O tempo voa. Em menos de um ano, vamos eleger o próximo presidente.  Se, é claro, a minoria de autoritários e supremacistas não prevalecer. São poucos, mas poderosos e ricos, estão dispostos a virar a mesa e, podemos ter certeza, vão tentar. 

É a eleição menos incerta do Brasil moderno. O que não quer dizer que seu desfecho seja inteiramente previsível.

Pela terceira vez, um novo presidente será escolhido com alguém mal querido e mal avaliado no cargo. Aconteceu com Fernando Henrique em 2002, Temer em 2018 e, na primeira eleição depois da ditadura, com Sarney. Os três chegaram ao fim do governo se arrastando em níveis baixíssimos de aprovação e imagem horrível. 

A má avaliação de Sarney e Fernando Henrique se traduziu na vitória de candidatos de oposição, encerrando seus planos de continuidade. Temer, que podia disputar um segundo mandato, desistiu (apesar da vaidade), pensando no futuro. Poupou-se de um vexame de proporções bíblicas.   
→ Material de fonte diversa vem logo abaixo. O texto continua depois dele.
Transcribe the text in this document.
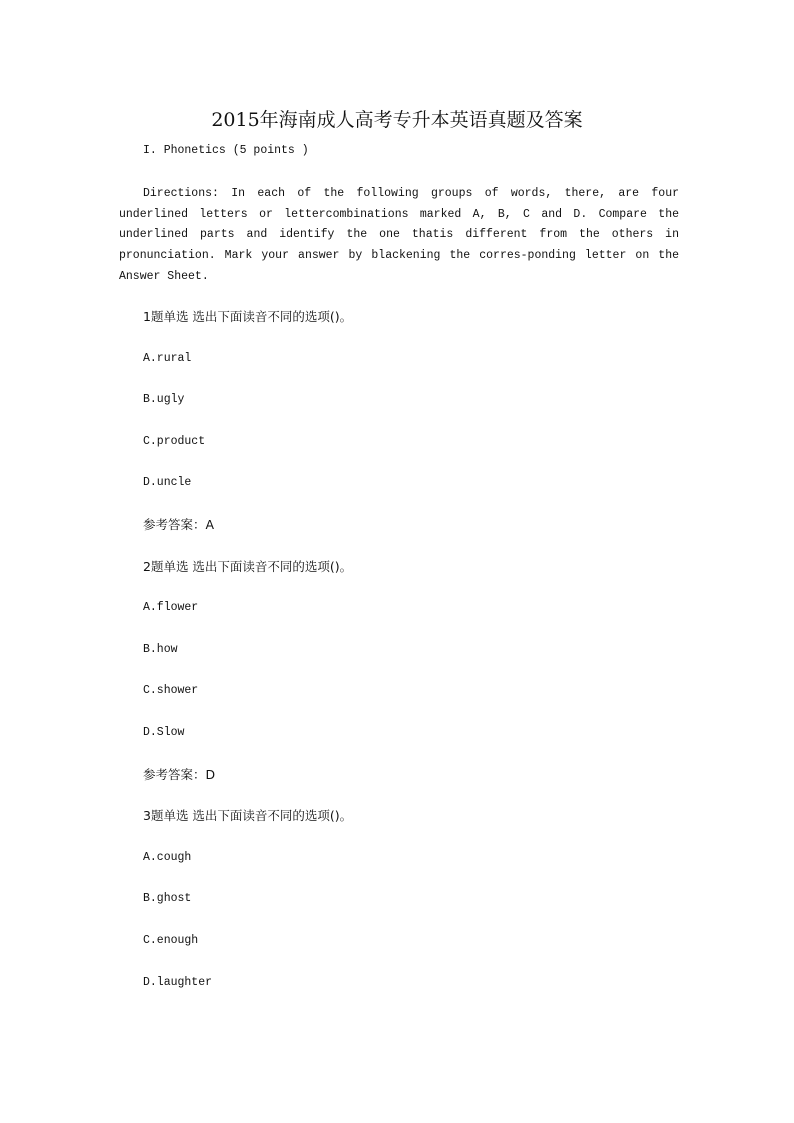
2015年海南成人高考专升本英语真题及答案
I. Phonetics (5 points )
Directions: In each of the following groups of words, there, are four underlined letters or lettercombinations marked A, B, C and D. Compare the underlined parts and identify the one thatis different from the others in pronunciation. Mark your answer by blackening the corres-ponding letter on the Answer Sheet.
1题单选 选出下面读音不同的选项()。
A.rural
B.ugly
C.product
D.uncle
参考答案：A
2题单选 选出下面读音不同的选项()。
A.flower
B.how
C.shower
D.Slow
参考答案：D
3题单选 选出下面读音不同的选项()。
A.cough
B.ghost
C.enough
D.laughter
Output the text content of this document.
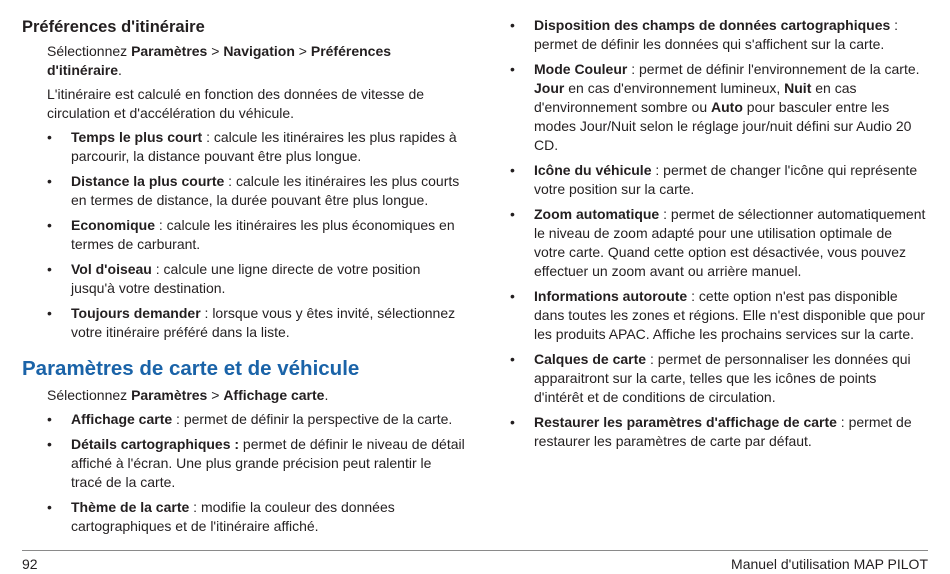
Préférences d'itinéraire

Sélectionnez Paramètres > Navigation > Préférences d'itinéraire.

L'itinéraire est calculé en fonction des données de vitesse de circulation et d'accélération du véhicule.

• Temps le plus court : calcule les itinéraires les plus rapides à parcourir, la distance pouvant être plus longue.
• Distance la plus courte : calcule les itinéraires les plus courts en termes de distance, la durée pouvant être plus longue.
• Economique : calcule les itinéraires les plus économiques en termes de carburant.
• Vol d'oiseau : calcule une ligne directe de votre position jusqu'à votre destination.
• Toujours demander : lorsque vous y êtes invité, sélectionnez votre itinéraire préféré dans la liste.
Paramètres de carte et de véhicule

Sélectionnez Paramètres > Affichage carte.

• Affichage carte : permet de définir la perspective de la carte.
• Détails cartographiques : permet de définir le niveau de détail affiché à l'écran. Une plus grande précision peut ralentir le tracé de la carte.
• Thème de la carte : modifie la couleur des données cartographiques et de l'itinéraire affiché.
• Disposition des champs de données cartographiques : permet de définir les données qui s'affichent sur la carte.
• Mode Couleur : permet de définir l'environnement de la carte. Jour en cas d'environnement lumineux, Nuit en cas d'environnement sombre ou Auto pour basculer entre les modes Jour/Nuit selon le réglage jour/nuit défini sur Audio 20 CD.
• Icône du véhicule : permet de changer l'icône qui représente votre position sur la carte.
• Zoom automatique : permet de sélectionner automatiquement le niveau de zoom adapté pour une utilisation optimale de votre carte. Quand cette option est désactivée, vous pouvez effectuer un zoom avant ou arrière manuel.
• Informations autoroute : cette option n'est pas disponible dans toutes les zones et régions. Elle n'est disponible que pour les produits APAC. Affiche les prochains services sur la carte.
• Calques de carte : permet de personnaliser les données qui apparaitront sur la carte, telles que les icônes de points d'intérêt et de conditions de circulation.
• Restaurer les paramètres d'affichage de carte : permet de restaurer les paramètres de carte par défaut.
92	Manuel d'utilisation MAP PILOT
À diferença dele, o capitão é um franco atirador e o que mais quer é ficar refestelado no poder. Acha que consegue se reeleger, pois lhe falta realismo e senso de ridículo,  pouco se importando em ser uma pessoa de quem a maioria não gosta e considera péssima como presidente. Não tem compromissos político-partidários, e, com ele, é tudo ou nada. Ou permanece no Planalto, para se aproveitar do cargo, ou acaba voltando para a Câmara, com o voto da Vila Militar e das milícias da Zona Oeste carioca.  

Podemos, portanto, apostar que Bolsonaro será candidato, ignorando o que aconteceu com os antecessores. Também que fará tudo para impedir que outros se consolidem.
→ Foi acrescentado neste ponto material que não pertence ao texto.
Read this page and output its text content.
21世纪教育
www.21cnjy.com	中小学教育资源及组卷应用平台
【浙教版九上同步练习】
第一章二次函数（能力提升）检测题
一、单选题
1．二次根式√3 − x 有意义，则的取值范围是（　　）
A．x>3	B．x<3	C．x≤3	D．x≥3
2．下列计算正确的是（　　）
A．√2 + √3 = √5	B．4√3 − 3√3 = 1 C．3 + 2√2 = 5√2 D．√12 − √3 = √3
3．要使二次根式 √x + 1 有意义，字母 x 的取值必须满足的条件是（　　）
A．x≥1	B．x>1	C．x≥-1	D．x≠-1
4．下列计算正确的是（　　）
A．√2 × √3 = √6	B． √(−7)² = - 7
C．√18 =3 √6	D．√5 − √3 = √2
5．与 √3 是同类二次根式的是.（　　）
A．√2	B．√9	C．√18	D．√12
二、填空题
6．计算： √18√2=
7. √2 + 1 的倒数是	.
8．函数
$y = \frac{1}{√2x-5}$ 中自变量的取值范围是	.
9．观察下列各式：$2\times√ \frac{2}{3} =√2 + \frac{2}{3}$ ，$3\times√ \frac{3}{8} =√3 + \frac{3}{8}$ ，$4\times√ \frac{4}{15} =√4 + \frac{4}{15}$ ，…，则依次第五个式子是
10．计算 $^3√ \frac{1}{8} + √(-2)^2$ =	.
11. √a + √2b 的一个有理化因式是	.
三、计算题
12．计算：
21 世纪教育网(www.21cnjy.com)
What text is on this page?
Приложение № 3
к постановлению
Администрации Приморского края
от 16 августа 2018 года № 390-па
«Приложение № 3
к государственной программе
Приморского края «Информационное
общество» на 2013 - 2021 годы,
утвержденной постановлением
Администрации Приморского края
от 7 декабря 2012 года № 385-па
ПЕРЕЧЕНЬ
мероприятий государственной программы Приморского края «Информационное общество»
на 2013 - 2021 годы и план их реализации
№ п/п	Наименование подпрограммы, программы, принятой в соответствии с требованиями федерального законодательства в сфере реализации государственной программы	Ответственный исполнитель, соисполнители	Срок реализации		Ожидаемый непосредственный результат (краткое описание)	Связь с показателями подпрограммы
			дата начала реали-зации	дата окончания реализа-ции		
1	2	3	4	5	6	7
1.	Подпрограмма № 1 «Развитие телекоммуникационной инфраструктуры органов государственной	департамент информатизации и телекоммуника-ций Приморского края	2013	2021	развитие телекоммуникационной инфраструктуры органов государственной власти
Os dois fatos afetam a maior mistificação da próxima eleição, a ideia de que falta uma “terceira via”, tese do coração de banqueiros, industriais e analistas da mídia corporativa. Além da candidatura das esquerdas, em torno de Lula e do PT, e a de Bolsonaro, esse pessoal quer criar mais uma. Desenhada, nem se precisa dizer, de acordo com o figurino que tem na cabeça. 
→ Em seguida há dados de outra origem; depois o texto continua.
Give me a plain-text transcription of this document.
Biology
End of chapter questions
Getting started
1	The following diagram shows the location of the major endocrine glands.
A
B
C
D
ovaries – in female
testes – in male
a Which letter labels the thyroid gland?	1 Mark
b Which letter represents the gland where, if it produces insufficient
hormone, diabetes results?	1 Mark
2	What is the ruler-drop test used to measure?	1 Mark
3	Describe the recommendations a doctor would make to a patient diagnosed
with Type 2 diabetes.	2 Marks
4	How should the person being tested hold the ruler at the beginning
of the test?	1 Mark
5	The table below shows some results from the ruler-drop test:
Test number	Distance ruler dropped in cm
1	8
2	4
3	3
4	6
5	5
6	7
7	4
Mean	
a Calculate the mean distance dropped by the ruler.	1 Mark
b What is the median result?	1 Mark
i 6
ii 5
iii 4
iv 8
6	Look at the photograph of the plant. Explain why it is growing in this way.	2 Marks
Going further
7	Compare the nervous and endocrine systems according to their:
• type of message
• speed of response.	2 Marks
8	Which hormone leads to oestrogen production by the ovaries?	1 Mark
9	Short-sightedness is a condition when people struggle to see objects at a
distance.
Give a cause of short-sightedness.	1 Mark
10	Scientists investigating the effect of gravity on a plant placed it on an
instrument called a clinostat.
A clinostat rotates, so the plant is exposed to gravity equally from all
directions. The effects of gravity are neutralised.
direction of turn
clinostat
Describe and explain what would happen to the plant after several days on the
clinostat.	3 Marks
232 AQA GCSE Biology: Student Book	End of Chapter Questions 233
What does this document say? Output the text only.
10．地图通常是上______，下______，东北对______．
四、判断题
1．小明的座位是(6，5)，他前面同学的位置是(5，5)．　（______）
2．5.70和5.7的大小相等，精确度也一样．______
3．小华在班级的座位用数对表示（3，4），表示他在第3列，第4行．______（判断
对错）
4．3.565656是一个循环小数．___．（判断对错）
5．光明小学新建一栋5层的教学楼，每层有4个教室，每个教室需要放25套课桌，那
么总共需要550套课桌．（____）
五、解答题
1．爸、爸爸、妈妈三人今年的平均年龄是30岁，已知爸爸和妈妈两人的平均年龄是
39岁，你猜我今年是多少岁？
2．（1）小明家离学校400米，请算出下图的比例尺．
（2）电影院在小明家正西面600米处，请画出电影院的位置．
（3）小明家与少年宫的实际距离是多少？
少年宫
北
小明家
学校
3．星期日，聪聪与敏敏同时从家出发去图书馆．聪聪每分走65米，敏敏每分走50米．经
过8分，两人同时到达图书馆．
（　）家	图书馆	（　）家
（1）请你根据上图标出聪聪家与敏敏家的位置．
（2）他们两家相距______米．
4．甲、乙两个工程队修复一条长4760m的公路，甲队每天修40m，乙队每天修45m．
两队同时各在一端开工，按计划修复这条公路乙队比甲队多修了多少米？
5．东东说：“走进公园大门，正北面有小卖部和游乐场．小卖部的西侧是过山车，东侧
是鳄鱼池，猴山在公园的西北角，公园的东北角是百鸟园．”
Recentemente, dois desses ricaços se pronunciaram. O banqueiro explicou seu sonho: um candidato que “possa capitanear um discurso de centro (...) mais positivo, mais pró-Brasil”. O grande industrial foi mais explícito: disse que não quer “(Bolsonaro) porque não é democrata, é perigoso (...), (Lula) porque traz uma agenda velha, de atraso, de intervenção econômica".

Ambos estão no seu pleno direito, igual aos outros quase 150 milhões de eleitores aptos a votar no ano que vem. Espera-se que todos façam isso: escolham o que querem na eleição e votem como acharem melhor. Banqueiros e donos de indústria têm, afinal, direitos iguais aos trabalhadores, aposentados, funcionários públicos, desempregados, estudantes. Se todos podem votar, por que um bilionário estaria proibido? 

Que façam como todo mundo: procurem o candidato de seus sonhos no amplo cardápio de nomes que o sistema politico oferece e que sempre pode aumentar. Quem sabe um dos dois não se habilita? O que não podem, na democracia, é impedir que os demais eleitores tenham direito de escolher igual ao seu e prefiram outras opções. Lula, talvez.   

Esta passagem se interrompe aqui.